I watched this and cried through it, as did DH. (His first wife died horribly of non-specific primary cancer - one day she was fine, the next unable to breathe, eat or move and in constant pain for the seven weeks it took for her to die - she asked on day two to be allowed to die and was refused :( ).
What I know from personal experience is that in some senses, in this country we DO have assisted dying for those with terminal illnesses. I nursed my grandmother and was taken aside by the nurses who were caring for my GM (at home - we were lucky) and told: 'we give you a morphine pump, if you go above this dose, your grandmother will stop breathing and she will die within a few minutes. We will not monitor how much is used.' I was then left with her overnight, together with other relatives. We could easily have upped the dose enough to go beyond keeping her out of pain.
I have also heard from another friend who had the same experience in another part of the country.
I agree with the protection issues, but I thought the point made in the debate that when you have a terminal illness, you ARE dying and it's just a question of when (and how much you have to suffer first.)

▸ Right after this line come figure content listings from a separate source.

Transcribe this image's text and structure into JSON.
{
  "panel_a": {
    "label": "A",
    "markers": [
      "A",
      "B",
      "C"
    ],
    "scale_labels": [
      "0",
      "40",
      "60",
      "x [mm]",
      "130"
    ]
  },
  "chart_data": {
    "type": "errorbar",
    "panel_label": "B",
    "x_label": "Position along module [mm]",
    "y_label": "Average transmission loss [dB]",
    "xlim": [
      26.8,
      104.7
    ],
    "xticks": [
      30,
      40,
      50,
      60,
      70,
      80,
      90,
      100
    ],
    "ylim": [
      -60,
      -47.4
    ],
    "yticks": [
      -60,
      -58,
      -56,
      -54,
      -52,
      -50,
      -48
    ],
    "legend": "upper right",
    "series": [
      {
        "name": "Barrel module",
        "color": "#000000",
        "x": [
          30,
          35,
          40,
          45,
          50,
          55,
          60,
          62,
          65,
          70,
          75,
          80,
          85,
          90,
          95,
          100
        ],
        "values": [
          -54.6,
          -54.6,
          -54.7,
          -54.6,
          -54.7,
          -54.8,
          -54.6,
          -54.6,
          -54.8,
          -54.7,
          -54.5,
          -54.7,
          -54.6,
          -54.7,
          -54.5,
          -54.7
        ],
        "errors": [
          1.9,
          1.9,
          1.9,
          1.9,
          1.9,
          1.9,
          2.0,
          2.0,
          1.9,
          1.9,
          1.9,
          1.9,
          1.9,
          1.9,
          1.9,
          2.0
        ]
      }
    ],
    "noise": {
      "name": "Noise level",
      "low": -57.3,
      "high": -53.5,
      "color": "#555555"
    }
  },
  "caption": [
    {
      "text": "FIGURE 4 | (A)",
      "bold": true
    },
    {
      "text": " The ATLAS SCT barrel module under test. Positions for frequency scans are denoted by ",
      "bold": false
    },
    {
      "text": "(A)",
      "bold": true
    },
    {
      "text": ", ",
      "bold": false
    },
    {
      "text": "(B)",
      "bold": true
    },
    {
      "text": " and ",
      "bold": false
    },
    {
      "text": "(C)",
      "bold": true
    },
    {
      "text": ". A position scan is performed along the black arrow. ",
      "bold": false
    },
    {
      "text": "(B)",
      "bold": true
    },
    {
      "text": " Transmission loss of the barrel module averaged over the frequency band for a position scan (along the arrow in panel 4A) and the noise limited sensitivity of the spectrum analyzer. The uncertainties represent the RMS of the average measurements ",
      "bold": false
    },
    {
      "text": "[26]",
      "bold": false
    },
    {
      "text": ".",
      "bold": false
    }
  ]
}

I don't agree with AD for people with mental illness or for disability which won't kill you in the short term (ie within a year - otherwise it may perhaps be considered a terminal illness).
I think what we need though is a rethink of end of life care. Hospice availability should be a default not an exception - how can it be that when people are in the worst place in their life, they have to fight for access to hospices or to die at home? Surely it can't be that expensive to allow people to die how they choose? Why is this not a part of the national health service in the same way births are? Death is as much part of being human as life.